For people like Day, what will be lost with the Sport Shop’s departure from Squaw is more than just an historic ski shop.

“Sometimes the shop was about service to the community as much as anything else,” said Day, noting that the Willards, who became close friends, helped him out in a bind. “They would give me short-term loans; they helped me personally. That was the uniqueness of working for a mom and pop.”

Chris Willard said helping the community was a priority for them. The store gave Mighty Mite parents a discount on uniforms; held a race night where they sold skis wholesale to Mighty Mite and junior development families; and even let Mighty Mite kids come in and grab goggles, gloves, or poles if they lost an item on the hill and still wanted to ski… billing their parents later.

“We have a store in Tahoe City, but it’s not the same as being on the mountain,” Chris Willard said. “I think about all the generations we’ve helped. … We’ve put our blood, sweat, and tears into the Sport Shop.”

Mack, who said the Sport Shop was one of the best employers he ever had (and threw the best employee parties), recently took his six-year old son to the shop to buy a pair of boots.
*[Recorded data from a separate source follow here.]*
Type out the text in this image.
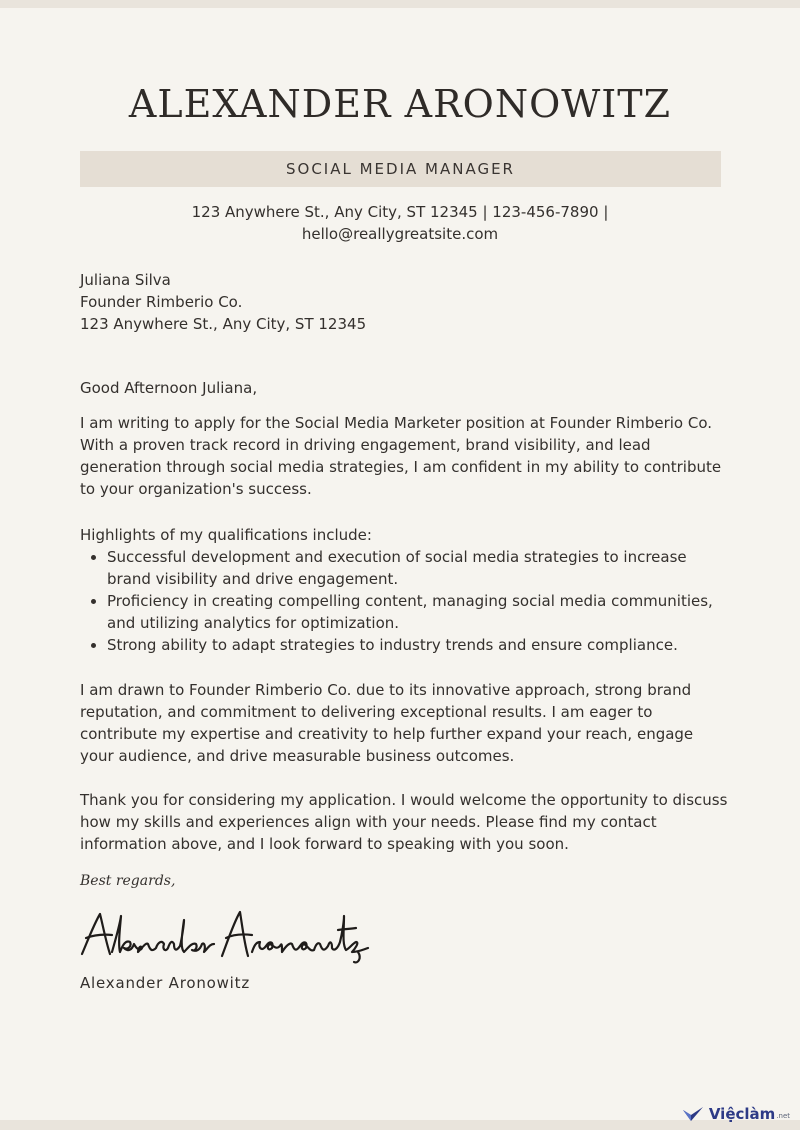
ALEXANDER ARONOWITZ
SOCIAL MEDIA MANAGER
123 Anywhere St., Any City, ST 12345 | 123-456-7890 |
hello@reallygreatsite.com
Juliana Silva
Founder Rimberio Co.
123 Anywhere St., Any City, ST 12345
Good Afternoon Juliana,
I am writing to apply for the Social Media Marketer position at Founder Rimberio Co. With a proven track record in driving engagement, brand visibility, and lead generation through social media strategies, I am confident in my ability to contribute to your organization's success.
Highlights of my qualifications include:
• Successful development and execution of social media strategies to increase brand visibility and drive engagement.
• Proficiency in creating compelling content, managing social media communities, and utilizing analytics for optimization.
• Strong ability to adapt strategies to industry trends and ensure compliance.
I am drawn to Founder Rimberio Co. due to its innovative approach, strong brand reputation, and commitment to delivering exceptional results. I am eager to contribute my expertise and creativity to help further expand your reach, engage your audience, and drive measurable business outcomes.
Thank you for considering my application. I would welcome the opportunity to discuss how my skills and experiences align with your needs. Please find my contact information above, and I look forward to speaking with you soon.
Best regards,
Alexander Aronowitz
Việclàm .net
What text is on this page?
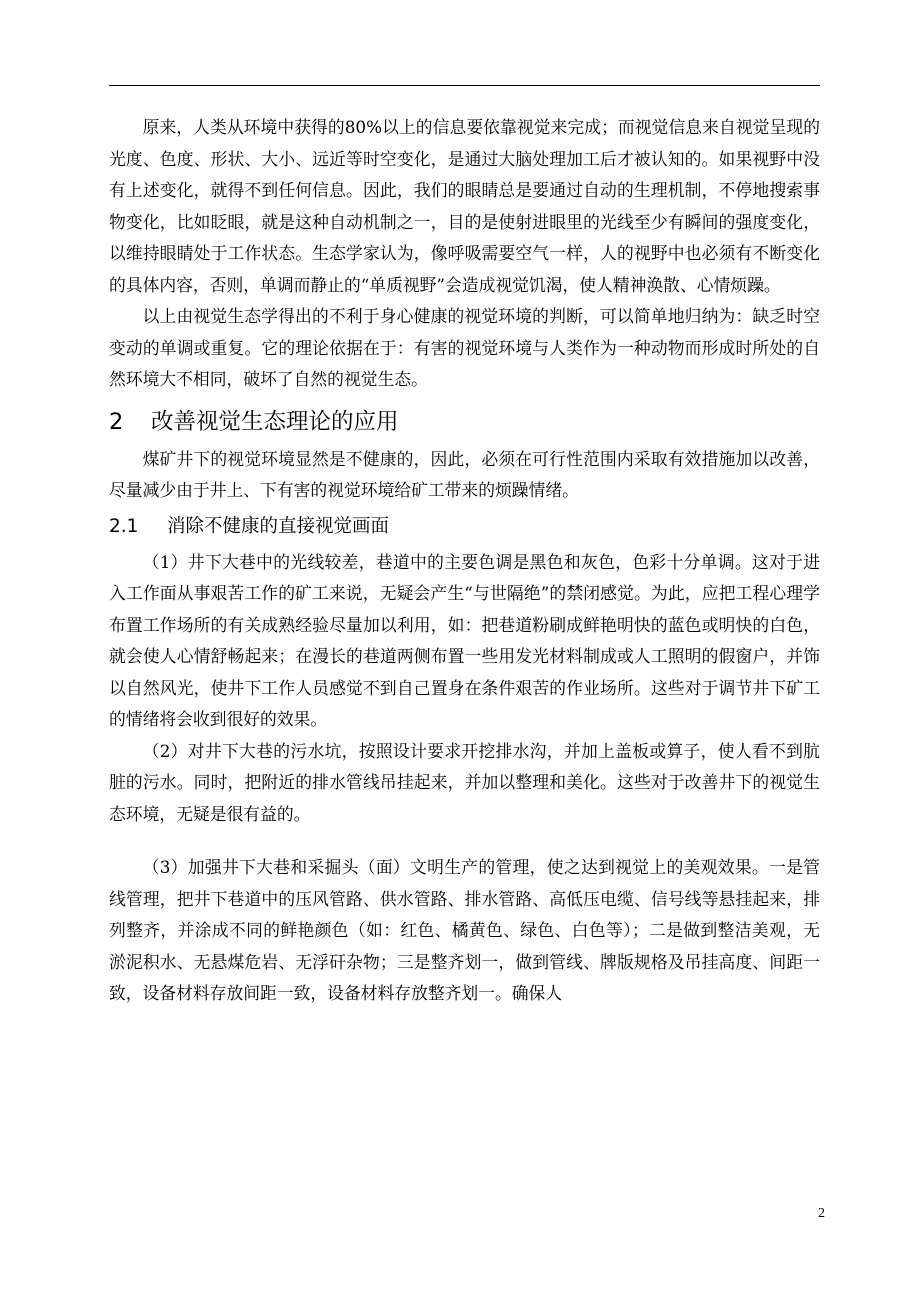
原来，人类从环境中获得的80%以上的信息要依靠视觉来完成；而视觉信息来自视觉呈现的光度、色度、形状、大小、远近等时空变化，是通过大脑处理加工后才被认知的。如果视野中没有上述变化，就得不到任何信息。因此，我们的眼睛总是要通过自动的生理机制，不停地搜索事物变化，比如眨眼，就是这种自动机制之一，目的是使射进眼里的光线至少有瞬间的强度变化，以维持眼睛处于工作状态。生态学家认为，像呼吸需要空气一样，人的视野中也必须有不断变化的具体内容，否则，单调而静止的“单质视野”会造成视觉饥渴，使人精神涣散、心情烦躁。

以上由视觉生态学得出的不利于身心健康的视觉环境的判断，可以简单地归纳为：缺乏时空变动的单调或重复。它的理论依据在于：有害的视觉环境与人类作为一种动物而形成时所处的自然环境大不相同，破坏了自然的视觉生态。

2 改善视觉生态理论的应用

煤矿井下的视觉环境显然是不健康的，因此，必须在可行性范围内采取有效措施加以改善，尽量减少由于井上、下有害的视觉环境给矿工带来的烦躁情绪。

2.1 消除不健康的直接视觉画面

（1）井下大巷中的光线较差，巷道中的主要色调是黑色和灰色，色彩十分单调。这对于进入工作面从事艰苦工作的矿工来说，无疑会产生“与世隔绝”的禁闭感觉。为此，应把工程心理学布置工作场所的有关成熟经验尽量加以利用，如：把巷道粉刷成鲜艳明快的蓝色或明快的白色，就会使人心情舒畅起来；在漫长的巷道两侧布置一些用发光材料制成或人工照明的假窗户，并饰以自然风光，使井下工作人员感觉不到自己置身在条件艰苦的作业场所。这些对于调节井下矿工的情绪将会收到很好的效果。

（2）对井下大巷的污水坑，按照设计要求开挖排水沟，并加上盖板或算子，使人看不到肮脏的污水。同时，把附近的排水管线吊挂起来，并加以整理和美化。这些对于改善井下的视觉生态环境，无疑是很有益的。

（3）加强井下大巷和采掘头（面）文明生产的管理，使之达到视觉上的美观效果。一是管线管理，把井下巷道中的压风管路、供水管路、排水管路、高低压电缆、信号线等悬挂起来，排列整齐，并涂成不同的鲜艳颜色（如：红色、橘黄色、绿色、白色等）；二是做到整洁美观，无淤泥积水、无悬煤危岩、无浮矸杂物；三是整齐划一，做到管线、牌版规格及吊挂高度、间距一致，设备材料存放间距一致，设备材料存放整齐划一。确保人

2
Dennis Willard refused his money, he said.

“I got weepy,” said Mack. “They’ve given a lot.”

Posted In: Stories


Add a comment

  • Sam

    Makes me glad to live at a resort that is locally owned.
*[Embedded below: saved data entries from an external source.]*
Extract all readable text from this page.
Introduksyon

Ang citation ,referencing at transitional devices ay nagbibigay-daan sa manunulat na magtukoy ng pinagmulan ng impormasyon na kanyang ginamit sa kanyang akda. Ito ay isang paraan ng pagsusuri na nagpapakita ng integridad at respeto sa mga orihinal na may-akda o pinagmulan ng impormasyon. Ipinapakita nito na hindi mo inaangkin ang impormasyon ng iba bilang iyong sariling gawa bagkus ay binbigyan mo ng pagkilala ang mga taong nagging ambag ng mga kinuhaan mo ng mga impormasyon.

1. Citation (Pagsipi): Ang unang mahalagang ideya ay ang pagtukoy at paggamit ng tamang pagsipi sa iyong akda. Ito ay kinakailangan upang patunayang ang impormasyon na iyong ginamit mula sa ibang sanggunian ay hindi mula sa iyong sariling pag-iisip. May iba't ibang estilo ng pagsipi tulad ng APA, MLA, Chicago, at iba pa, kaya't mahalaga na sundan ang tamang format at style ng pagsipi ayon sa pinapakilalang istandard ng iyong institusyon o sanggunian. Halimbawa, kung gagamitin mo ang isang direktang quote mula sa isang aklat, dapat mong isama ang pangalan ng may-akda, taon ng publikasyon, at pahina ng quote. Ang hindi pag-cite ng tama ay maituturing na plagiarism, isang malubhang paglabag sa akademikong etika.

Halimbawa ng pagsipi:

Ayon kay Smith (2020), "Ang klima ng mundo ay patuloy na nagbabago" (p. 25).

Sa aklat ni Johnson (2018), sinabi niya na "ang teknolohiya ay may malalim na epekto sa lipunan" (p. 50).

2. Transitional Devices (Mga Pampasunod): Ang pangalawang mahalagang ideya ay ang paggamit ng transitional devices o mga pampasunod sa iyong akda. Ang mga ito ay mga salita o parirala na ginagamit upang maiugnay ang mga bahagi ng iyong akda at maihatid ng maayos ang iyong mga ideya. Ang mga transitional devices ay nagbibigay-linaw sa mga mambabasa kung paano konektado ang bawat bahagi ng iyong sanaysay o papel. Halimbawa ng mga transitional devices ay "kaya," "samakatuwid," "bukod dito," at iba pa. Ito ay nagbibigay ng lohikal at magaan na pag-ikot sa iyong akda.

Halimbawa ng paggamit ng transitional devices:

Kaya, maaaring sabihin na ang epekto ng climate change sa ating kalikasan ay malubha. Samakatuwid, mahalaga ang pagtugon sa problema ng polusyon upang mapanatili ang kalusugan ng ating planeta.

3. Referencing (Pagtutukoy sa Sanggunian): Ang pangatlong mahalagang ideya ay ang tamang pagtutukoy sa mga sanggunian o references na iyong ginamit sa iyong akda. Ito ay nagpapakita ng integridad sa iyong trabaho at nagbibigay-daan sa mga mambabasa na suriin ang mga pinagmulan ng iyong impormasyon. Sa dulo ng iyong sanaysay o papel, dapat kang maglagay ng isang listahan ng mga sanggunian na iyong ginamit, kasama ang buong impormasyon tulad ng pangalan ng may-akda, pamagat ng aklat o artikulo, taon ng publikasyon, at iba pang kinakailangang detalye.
  • http://www.mountainridersalliance.com jamie schectman

    I applaud Powder for reporting on this controversial move by one of their clients.

  • Veronica

    So sad!!!! Why do they have to remove local owned shops to make cookie cutter crap for the gapers. Keep it local, feed the local which is what makes the tourist come back!!

  • Dave Brown

    I worked at a locals shop in NH for years, Local shops help where they can at every turn. Seeing this shop be turned away over money is sad to say the least. I hope nobody shops at the mountain owned version.

  • Eric

    Another reason why Squaw has sold out for profits over roots traditions. What’s next? Have they not made enough money? “Maximize the space…” bullshit, Andy Wirth is just another Alex Cushing in disguise. A great mountain with lots of great diverse steeps and terrain….perhaps the best in the Tahoe North and South area…BUT the vibe has become so corp…its lost that old school flavor…oh well another reason I won’t ever be skiing/riding over there…Sugar Bowl is my kind of mountain:) Roots….

  • Mike Akay

    Hi! Hopefully, Andy Wirth will realize the value of a locally owned store with a long history and reconsider the decision to close the Squaw Valley Sport Shop. Thanks for your support!
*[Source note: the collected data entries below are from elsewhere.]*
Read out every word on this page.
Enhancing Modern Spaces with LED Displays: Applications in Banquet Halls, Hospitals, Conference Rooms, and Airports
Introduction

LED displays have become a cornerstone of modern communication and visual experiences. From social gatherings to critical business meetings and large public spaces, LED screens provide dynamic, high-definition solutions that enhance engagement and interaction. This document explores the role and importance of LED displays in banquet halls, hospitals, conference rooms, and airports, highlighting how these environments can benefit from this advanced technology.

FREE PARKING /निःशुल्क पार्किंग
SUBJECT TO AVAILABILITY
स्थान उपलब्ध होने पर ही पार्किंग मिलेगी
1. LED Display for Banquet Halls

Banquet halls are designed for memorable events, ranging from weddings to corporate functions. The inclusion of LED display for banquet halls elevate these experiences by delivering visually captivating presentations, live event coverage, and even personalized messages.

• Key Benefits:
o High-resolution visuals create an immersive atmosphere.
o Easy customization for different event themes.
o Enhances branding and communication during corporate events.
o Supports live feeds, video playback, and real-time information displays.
  • Shelley Andersen Healy

    I worked at Squaw Valley Sport Shop for 6 years in the 90′s with J Mack and Siig. I am so sad that I just read this. Dennis and Chris Willard are great people and helped me grow up at the same time. Years later, when I come back to visit, Dennis still set me up with gear. What a shame that Squaw couldn’t work it out! Sad that it is all about money. You have to support the locals. They are your bread and butter. I won’t come shop at the “new store.” Sorry Dennis, Chris, Dax and Pique.

  • Jason H Chen

    It is a very sad day for Squaw Valley. I have been skiing Squaw since 1971 and I think the biggest loss for the resort will be that the retail landscape. Squaw’s retail shops will be very homogenized. Every shop will basically have the fingerprint of a head merchandiser and every shop will basically carry the same products. I think what makes for a more compelling shopping experience is a mix of retailers, who’s Point of view and merchandise mix is different. Additionally, the great vibe, the history, the legacy of a great retailer will be lost forever. I’m sure Squaw Ski Corp will do just fine in the Sport Shop space, but it won’t have the cache’ the Sport Shop did. I love skiing Squaw, but Squaw Valley Ski Corps retail shops will not have the kind of expertise a shop like Sport Shop or the Granite Chief use to provide Squaw Valley skiers and riders.Let’s not forget the personal relationships, and the following, retailers like Dennis and Chris Willard or Herb and Treas Manning established with their customers. You just can’t build something like that overnight. The retail experience at Squaw will definitely be on the colder side of warm and not so inviting. I guess I will only be buying coffee and maybe a muffin at the ski through Starbucks.